While the figure marks a slight improvement over previous years, it underscores the depth of Ethiopia’s education crisis. In 2021, when reforms to the system were first introduced, only 3.4% of more than 800,000 students made the grade. Last year, the pass rate inched up to 5.4 percent among nearly 675,000 students.

“This year, fewer students sat for the exam, but more passed,” Birhanu said, calling the results “encouraging.” He noted that the current cohort marks the end of a four-year reform cycle, and next year’s examinees will be the first to have gone through the entirely revised curriculum.

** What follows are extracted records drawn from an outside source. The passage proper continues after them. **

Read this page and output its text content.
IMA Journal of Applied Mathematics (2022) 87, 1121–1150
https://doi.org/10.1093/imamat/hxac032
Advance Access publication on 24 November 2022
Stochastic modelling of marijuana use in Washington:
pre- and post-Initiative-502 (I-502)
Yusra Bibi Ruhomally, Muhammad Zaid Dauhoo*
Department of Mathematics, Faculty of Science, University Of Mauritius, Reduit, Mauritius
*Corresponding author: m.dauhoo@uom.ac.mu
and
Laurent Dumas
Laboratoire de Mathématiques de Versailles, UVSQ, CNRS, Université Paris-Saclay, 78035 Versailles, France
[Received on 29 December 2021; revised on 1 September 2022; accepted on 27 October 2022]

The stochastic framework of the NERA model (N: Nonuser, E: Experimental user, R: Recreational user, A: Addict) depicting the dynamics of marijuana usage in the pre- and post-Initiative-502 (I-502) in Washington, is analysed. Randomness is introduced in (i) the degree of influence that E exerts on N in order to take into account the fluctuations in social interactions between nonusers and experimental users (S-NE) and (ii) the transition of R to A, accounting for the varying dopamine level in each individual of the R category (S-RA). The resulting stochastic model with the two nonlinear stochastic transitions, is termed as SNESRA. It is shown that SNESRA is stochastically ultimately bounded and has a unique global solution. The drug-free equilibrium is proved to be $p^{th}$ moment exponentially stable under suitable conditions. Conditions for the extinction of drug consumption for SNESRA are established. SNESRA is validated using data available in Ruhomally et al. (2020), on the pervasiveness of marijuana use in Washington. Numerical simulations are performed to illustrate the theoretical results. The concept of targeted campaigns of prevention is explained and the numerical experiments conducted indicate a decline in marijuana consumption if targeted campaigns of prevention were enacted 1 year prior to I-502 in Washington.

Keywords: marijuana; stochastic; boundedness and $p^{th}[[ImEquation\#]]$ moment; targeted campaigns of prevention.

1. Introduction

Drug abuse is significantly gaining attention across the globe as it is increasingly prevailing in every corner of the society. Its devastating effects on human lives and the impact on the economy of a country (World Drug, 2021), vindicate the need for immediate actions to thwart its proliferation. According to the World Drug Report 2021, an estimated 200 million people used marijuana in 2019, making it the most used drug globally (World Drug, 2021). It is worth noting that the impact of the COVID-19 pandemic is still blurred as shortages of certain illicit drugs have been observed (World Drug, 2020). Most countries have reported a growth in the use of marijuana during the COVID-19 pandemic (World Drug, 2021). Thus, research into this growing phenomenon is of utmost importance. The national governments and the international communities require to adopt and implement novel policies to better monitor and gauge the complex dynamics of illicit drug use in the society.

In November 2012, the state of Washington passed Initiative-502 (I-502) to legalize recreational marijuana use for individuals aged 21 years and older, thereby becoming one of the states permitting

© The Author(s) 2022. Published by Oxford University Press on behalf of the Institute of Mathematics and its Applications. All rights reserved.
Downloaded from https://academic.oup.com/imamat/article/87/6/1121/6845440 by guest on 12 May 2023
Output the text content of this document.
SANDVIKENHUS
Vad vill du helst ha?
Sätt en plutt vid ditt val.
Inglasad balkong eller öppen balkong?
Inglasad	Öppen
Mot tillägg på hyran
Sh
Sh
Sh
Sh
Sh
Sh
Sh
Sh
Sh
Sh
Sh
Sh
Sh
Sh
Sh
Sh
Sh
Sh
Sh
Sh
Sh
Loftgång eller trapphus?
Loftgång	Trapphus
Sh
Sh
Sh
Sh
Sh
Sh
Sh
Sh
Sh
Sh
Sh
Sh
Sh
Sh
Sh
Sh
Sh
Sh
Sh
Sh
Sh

The reforms have also curbed widespread cheating, which has plagued the exams in past years. Instances of academic dishonesty, the minister said, have fallen sharply from around 20,000 to just 120 cases. A significant uptake has also occurred in the number of examinees taking the exams digitally this year, with around 134,000. Around 1250 schools did not manage to pass a single student, while 50 schools managed to pass all their students. 

The results reveal deep divides in the country’s education system. Boarding schools have consistently outperformed other institutions, with an average score of 71% this year. Students in the capital, Addis Ababa, also fared significantly better than their peers, with an average of 41% and more than a quarter of candidates clearing the threshold. By contrast, the national average score was just 31.6% with students from Oromia securing second place among regions.

The figures point to a system in transition but still struggling to deliver results. For now, a university education remains out of reach for the vast majority of Ethiopia’s young people. That outcome could carry heavy consequences for a nation where more than two-thirds of the population is under 30. Birhanu said they hope to have at least 20% of students passing in the next three years.